Mais de toutes façons j’arrive plus à juger ce disque avec un minimum de recul, je l’aime de manière un peu irrationnelle encore une fois.

#90 T-Rex: The Slider


Quand il faut n’en retenir qu’un, il s’agit très souvent d’Electric Warrior. Ca se tient, c’est un excellent album, le premier véritablement glam de T-Rex, et il contient 2 de leurs tubes les plus connus, Get it on et Life’s a gas. Ceci étant, on retrouve ici Metal Guru et Telegram Sam qui dans le genre gros tubes se posent un peu là (peu de passages musicaux me mettent autant en joie que les couplets de Telegram Sam).

Electric Warrior est super mais je lui préfère son successeur car c’est selon moi leur album le plus homogène et surtout celui qui capte le mieux le « son » T-Rex, à la fois simple, pur et puissant : une batterie lourde et aérienne, des guitares sèches d’une limpidité dingue, une guitare électrique de faune en rut, quelques cordes, des chœurs un brin hystériques. Il faut ici saluer le travail de l’immense Tony Visconti, qui aura donc enregistré les 2 artistes les plus emblématiques du glam-rock, David Bowie et Marc Bolan, sans que leurs albums sonnent de la même manière. Du grand art.
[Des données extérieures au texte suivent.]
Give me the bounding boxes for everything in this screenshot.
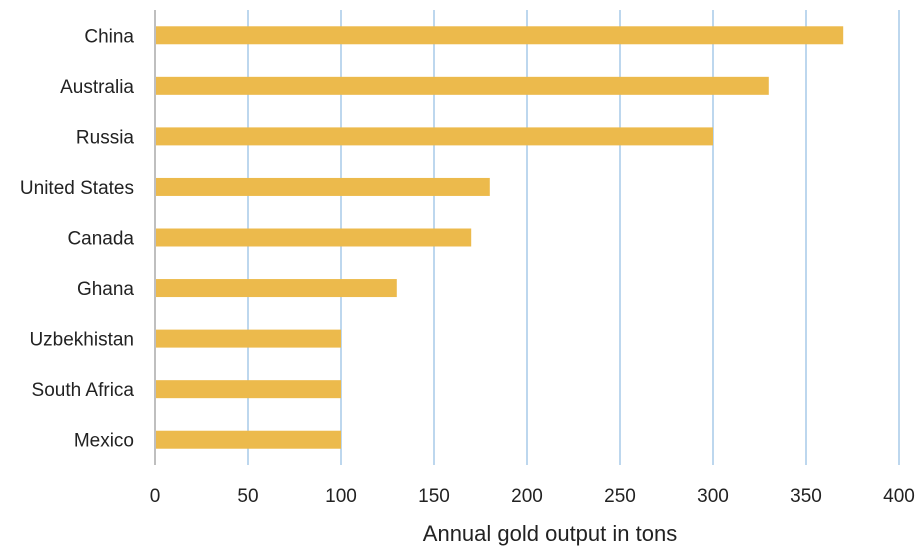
bar-mexico	[155, 430, 341, 449]
category-label: Australia	[60, 77, 134, 98]
x-tick-label: 250	[604, 486, 636, 507]
bar-uzbekhistan	[155, 329, 341, 348]
category-label: Uzbekhistan	[29, 330, 134, 351]
bar-united-states	[155, 177, 490, 196]
bar-ghana	[155, 279, 397, 298]
x-tick-label: 200	[511, 486, 543, 507]
x-tick-label: 150	[418, 486, 450, 507]
x-tick-label: 300	[697, 486, 729, 507]
x-axis-title: Annual gold output in tons	[423, 521, 677, 546]
category-label: Mexico	[74, 431, 134, 452]
category-label: Russia	[76, 127, 135, 148]
category-label: South Africa	[32, 380, 135, 401]
category-label: China	[84, 26, 134, 47]
x-tick-label: 50	[237, 486, 258, 507]
category-label: Ghana	[77, 279, 134, 300]
category-label: Canada	[67, 229, 134, 250]
x-tick-labels: 0 50 100 150 200 250 300 350 400	[150, 486, 915, 507]
x-tick-label: 350	[790, 486, 822, 507]
category-labels: China Australia Russia United States Canada G…	[20, 26, 135, 451]
bar-canada	[155, 228, 472, 247]
x-tick-label: 400	[883, 486, 915, 507]
bar-russia	[155, 127, 713, 146]
x-tick-label: 100	[325, 486, 357, 507]
bar-china	[155, 26, 844, 45]
bars	[155, 26, 844, 449]
bar-south-africa	[155, 380, 341, 399]
bar-australia	[155, 76, 769, 95]
category-label: United States	[20, 178, 134, 199]
x-tick-label: 0	[150, 486, 161, 507]
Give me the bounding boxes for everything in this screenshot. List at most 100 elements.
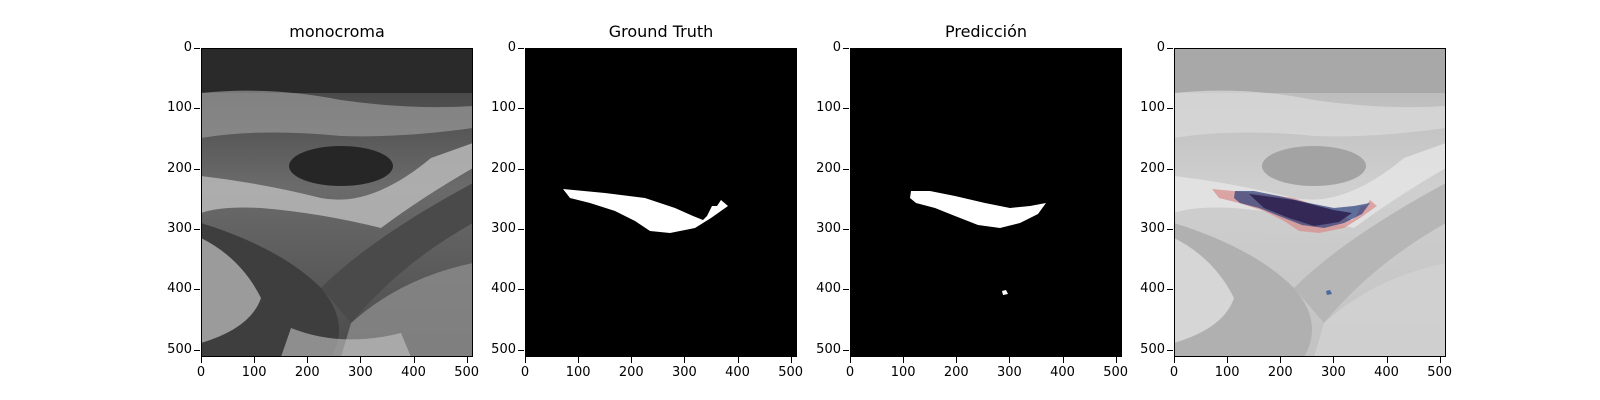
y-tick-mark [843,108,849,110]
x-tick-mark [1115,357,1117,363]
y-tick-mark [194,349,200,351]
y-tick-mark [518,289,524,291]
x-tick-label: 500 [1103,365,1129,380]
x-tick-mark [1009,357,1011,363]
y-tick-mark [194,229,200,231]
y-tick-mark [194,108,200,110]
x-tick-mark [360,357,362,363]
x-tick-mark [254,357,256,363]
x-tick-mark [956,357,958,363]
x-tick-label: 400 [401,365,426,380]
y-tick-label: 500 [491,341,516,357]
y-tick-label: 500 [1140,341,1165,357]
y-tick-mark [843,168,849,170]
y-tick-label: 300 [816,221,841,237]
x-tick-label: 100 [565,365,591,380]
y-tick-mark [843,289,849,291]
y-tick-label: 200 [1140,160,1165,176]
x-tick-label: 300 [671,365,697,380]
x-tick-label: 0 [520,365,530,380]
x-tick-label: 300 [1320,365,1346,380]
panel-overlay: 0 100 200 300 400 500 0 100 200 300 400 500 [1140,41,1452,380]
y-tick-mark [843,349,849,351]
x-tick-mark [1439,357,1441,363]
y-tick-mark [194,168,200,170]
y-tick-label: 200 [491,160,516,176]
y-tick-mark [194,48,200,49]
x-tick-mark [631,357,633,363]
panel-title: Predicción [944,22,1027,41]
x-tick-label: 200 [1267,365,1293,380]
ground-truth-mask [525,48,797,357]
y-tick-mark [1167,349,1173,351]
y-tick-label: 300 [1140,221,1165,237]
x-tick-label: 300 [347,365,373,380]
x-tick-mark [790,357,792,363]
x-tick-mark [1227,357,1229,363]
x-tick-mark [466,357,468,363]
x-tick-label: 400 [725,365,750,380]
x-tick-label: 100 [890,365,916,380]
y-tick-mark [518,168,524,170]
x-tick-label: 500 [454,365,480,380]
y-tick-label: 300 [491,221,516,237]
panel-title: monocroma [289,22,385,41]
y-tick-label: 0 [832,40,841,55]
y-tick-mark [1167,168,1173,170]
x-tick-label: 200 [943,365,969,380]
x-tick-mark [201,357,202,363]
y-tick-mark [518,229,524,231]
panel-ground-truth: Ground Truth 0 100 200 300 400 500 0 100 200 300 4… [491,22,803,380]
x-tick-mark [737,357,739,363]
x-tick-mark [1062,357,1064,363]
y-tick-label: 200 [816,160,841,176]
x-tick-mark [850,357,851,363]
y-tick-label: 100 [491,100,516,116]
x-tick-mark [1174,357,1175,363]
y-tick-mark [843,229,849,231]
x-tick-label: 100 [241,365,267,380]
x-tick-label: 400 [1050,365,1075,380]
y-tick-label: 100 [167,100,192,116]
y-tick-mark [518,349,524,351]
x-tick-label: 500 [1427,365,1453,380]
x-tick-label: 0 [196,365,206,380]
x-tick-mark [903,357,905,363]
y-tick-label: 400 [491,281,516,297]
x-tick-mark [413,357,415,363]
x-tick-mark [525,357,526,363]
y-tick-mark [1167,48,1173,49]
panel-prediccion: Predicción 0 100 200 300 400 500 0 100 200 300 400… [816,22,1128,380]
y-tick-label: 100 [816,100,841,116]
y-tick-label: 0 [183,40,192,55]
y-tick-label: 200 [167,160,192,176]
panel-title: Ground Truth [608,22,714,41]
x-tick-label: 300 [996,365,1022,380]
prediction-mask [850,48,1122,357]
y-tick-mark [1167,229,1173,231]
x-tick-label: 200 [294,365,320,380]
x-tick-mark [1386,357,1388,363]
x-tick-mark [578,357,580,363]
x-tick-mark [307,357,309,363]
y-tick-label: 400 [1140,281,1165,297]
y-tick-mark [1167,108,1173,110]
y-tick-label: 100 [1140,100,1165,116]
y-tick-mark [518,108,524,110]
y-tick-mark [518,48,524,49]
y-tick-label: 500 [167,341,192,357]
y-tick-mark [194,289,200,291]
x-tick-label: 200 [618,365,644,380]
x-tick-label: 500 [778,365,804,380]
x-tick-label: 400 [1374,365,1399,380]
x-tick-mark [1333,357,1335,363]
y-tick-mark [843,48,849,49]
y-tick-label: 400 [167,281,192,297]
y-tick-label: 400 [816,281,841,297]
overlay-image [1174,48,1446,357]
x-tick-label: 0 [845,365,855,380]
y-tick-label: 0 [1156,40,1165,55]
y-tick-label: 0 [507,40,516,55]
panel-monocroma: monocroma 0 100 200 300 400 500 0 100 200 300 400 5… [167,22,479,380]
x-tick-mark [684,357,686,363]
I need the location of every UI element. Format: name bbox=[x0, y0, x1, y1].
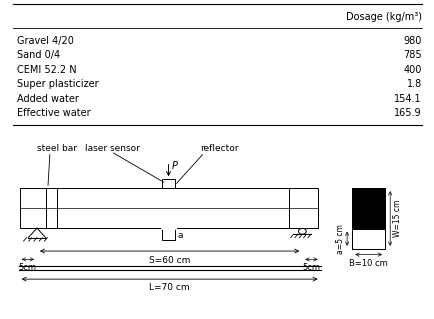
Text: a: a bbox=[177, 231, 182, 240]
Text: steel bar: steel bar bbox=[37, 144, 77, 153]
Bar bbox=[352, 188, 384, 229]
Text: L=70 cm: L=70 cm bbox=[149, 283, 190, 292]
Text: CEMI 52.2 N: CEMI 52.2 N bbox=[17, 65, 77, 75]
Text: 785: 785 bbox=[402, 50, 421, 60]
Text: Super plasticizer: Super plasticizer bbox=[17, 79, 99, 89]
Text: S=60 cm: S=60 cm bbox=[148, 256, 190, 265]
Text: Effective water: Effective water bbox=[17, 108, 91, 118]
Text: Gravel 4/20: Gravel 4/20 bbox=[17, 36, 74, 46]
Text: 980: 980 bbox=[403, 36, 421, 46]
Text: Added water: Added water bbox=[17, 94, 79, 104]
Circle shape bbox=[298, 228, 306, 234]
Text: 154.1: 154.1 bbox=[393, 94, 421, 104]
Text: laser sensor: laser sensor bbox=[85, 144, 139, 153]
Bar bbox=[162, 228, 174, 240]
Text: a=5 cm: a=5 cm bbox=[335, 224, 344, 254]
Text: Sand 0/4: Sand 0/4 bbox=[17, 50, 60, 60]
Text: Dosage (kg/m³): Dosage (kg/m³) bbox=[345, 11, 421, 22]
Text: 400: 400 bbox=[403, 65, 421, 75]
Text: 1.8: 1.8 bbox=[406, 79, 421, 89]
Text: 5cm: 5cm bbox=[19, 263, 37, 272]
Text: W=15 cm: W=15 cm bbox=[392, 200, 401, 237]
Bar bbox=[162, 179, 174, 188]
Text: reflector: reflector bbox=[200, 144, 238, 153]
Text: 165.9: 165.9 bbox=[393, 108, 421, 118]
Bar bbox=[352, 229, 384, 249]
Text: 5cm: 5cm bbox=[302, 263, 320, 272]
Bar bbox=[352, 188, 384, 249]
Bar bbox=[20, 188, 317, 228]
Text: B=10 cm: B=10 cm bbox=[349, 259, 387, 268]
Text: P: P bbox=[172, 161, 178, 171]
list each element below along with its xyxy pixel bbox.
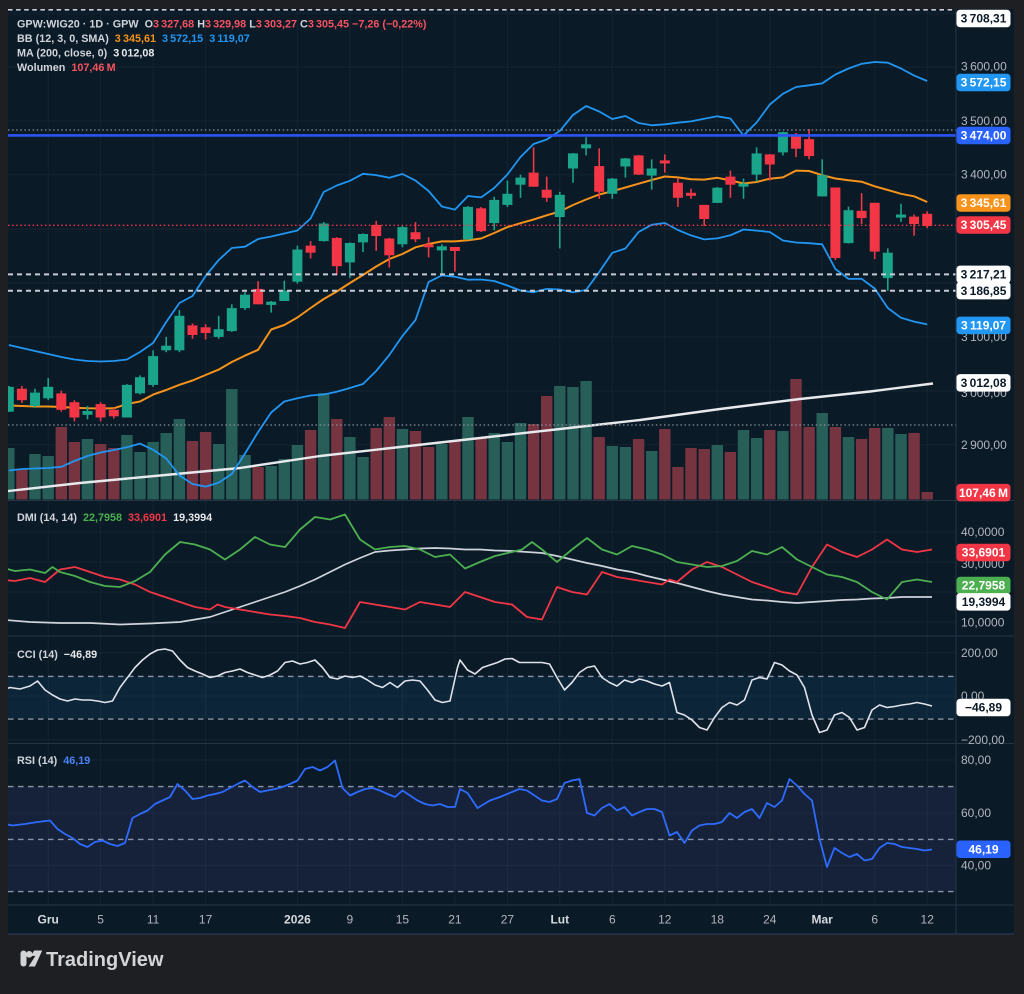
- svg-text:40,00: 40,00: [961, 859, 991, 873]
- svg-text:3 345,61: 3 345,61: [961, 196, 1007, 210]
- svg-text:11: 11: [147, 913, 160, 927]
- svg-text:3 217,21: 3 217,21: [961, 268, 1007, 282]
- svg-text:2026: 2026: [284, 913, 311, 927]
- svg-text:19,3994: 19,3994: [962, 595, 1006, 609]
- svg-text:3 012,08: 3 012,08: [961, 376, 1007, 390]
- svg-text:Mar: Mar: [812, 913, 834, 927]
- svg-text:RSI (14) 46,19: RSI (14) 46,19: [17, 755, 90, 767]
- svg-text:40,0000: 40,0000: [961, 525, 1005, 539]
- svg-text:22,7958: 22,7958: [962, 579, 1006, 593]
- svg-text:2 900,00: 2 900,00: [961, 438, 1007, 452]
- svg-text:GPW:WIG20 · 1D · GPW O3 327,6: GPW:WIG20 · 1D · GPW O3 327,68 H3 329,98…: [17, 18, 427, 30]
- svg-text:33,6901: 33,6901: [962, 546, 1006, 560]
- svg-text:80,00: 80,00: [961, 753, 991, 767]
- svg-text:MA (200, close, 0) 3 012,08: MA (200, close, 0) 3 012,08: [17, 47, 154, 59]
- svg-text:21: 21: [448, 913, 462, 927]
- svg-text:−46,89: −46,89: [965, 701, 1002, 715]
- svg-text:12: 12: [658, 913, 672, 927]
- svg-text:DMI (14, 14) 22,7958 33,6901: DMI (14, 14) 22,7958 33,6901 19,3994: [17, 512, 212, 524]
- svg-text:Wolumen 107,46 M: Wolumen 107,46 M: [17, 62, 116, 74]
- svg-text:3 186,85: 3 186,85: [961, 284, 1007, 298]
- svg-text:200,00: 200,00: [961, 646, 998, 660]
- svg-text:3 708,31: 3 708,31: [961, 12, 1007, 26]
- svg-text:TradingView: TradingView: [46, 949, 164, 971]
- svg-text:6: 6: [609, 913, 616, 927]
- svg-text:3 400,00: 3 400,00: [961, 168, 1007, 182]
- svg-text:3 500,00: 3 500,00: [961, 114, 1007, 128]
- svg-text:10,0000: 10,0000: [961, 615, 1005, 629]
- svg-text:3 305,45: 3 305,45: [961, 218, 1007, 232]
- svg-text:107,46 M: 107,46 M: [959, 486, 1008, 500]
- svg-text:BB (12, 3, 0, SMA) 3 345,61: BB (12, 3, 0, SMA) 3 345,61 3 572,15 3 1…: [17, 33, 250, 45]
- svg-text:Lut: Lut: [550, 913, 569, 927]
- svg-text:6: 6: [871, 913, 878, 927]
- svg-text:3 119,07: 3 119,07: [961, 319, 1006, 333]
- svg-text:15: 15: [396, 913, 410, 927]
- svg-text:3 600,00: 3 600,00: [961, 60, 1007, 74]
- svg-text:−200,00: −200,00: [961, 733, 1005, 747]
- svg-text:3 572,15: 3 572,15: [961, 76, 1007, 90]
- svg-text:17: 17: [199, 913, 213, 927]
- svg-text:12: 12: [921, 913, 935, 927]
- svg-text:3 474,00: 3 474,00: [961, 129, 1007, 143]
- svg-text:27: 27: [501, 913, 515, 927]
- svg-text:9: 9: [347, 913, 354, 927]
- svg-text:60,00: 60,00: [961, 806, 991, 820]
- svg-text:18: 18: [711, 913, 725, 927]
- svg-text:24: 24: [763, 913, 777, 927]
- svg-text:CCI (14) −46,89: CCI (14) −46,89: [17, 649, 97, 661]
- svg-text:5: 5: [97, 913, 104, 927]
- svg-text:46,19: 46,19: [968, 843, 998, 857]
- svg-text:Gru: Gru: [38, 913, 59, 927]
Moins intellectualisél, littéraire et théâtral que celui de Bowie, le glam-rock de T-Rex, qu’il soit boogie lubrique ou folk sentimental, est profondément enfantin (mais pas puéril pour autant). Il retranscrit comme peu d’autres la joie, la tristesse, le sentiment amoureux (ou plutôt le désir) dans ce qu’ils ont de plus pur et d’essentiel: « I’m just a man / I understand the wind and all the things that make the children cry » sur Spaceball Ricochet. Il a été réhabilité depuis (n’oublions pas que T-Rex a longtemps été méprisé, et l’est encore parfois, car jugé comme un groupe pour jeunes ados) mais il faut dire, et redire que Marc Bolan était un parolier brillant, aux visions poétiques naïves et ludiques.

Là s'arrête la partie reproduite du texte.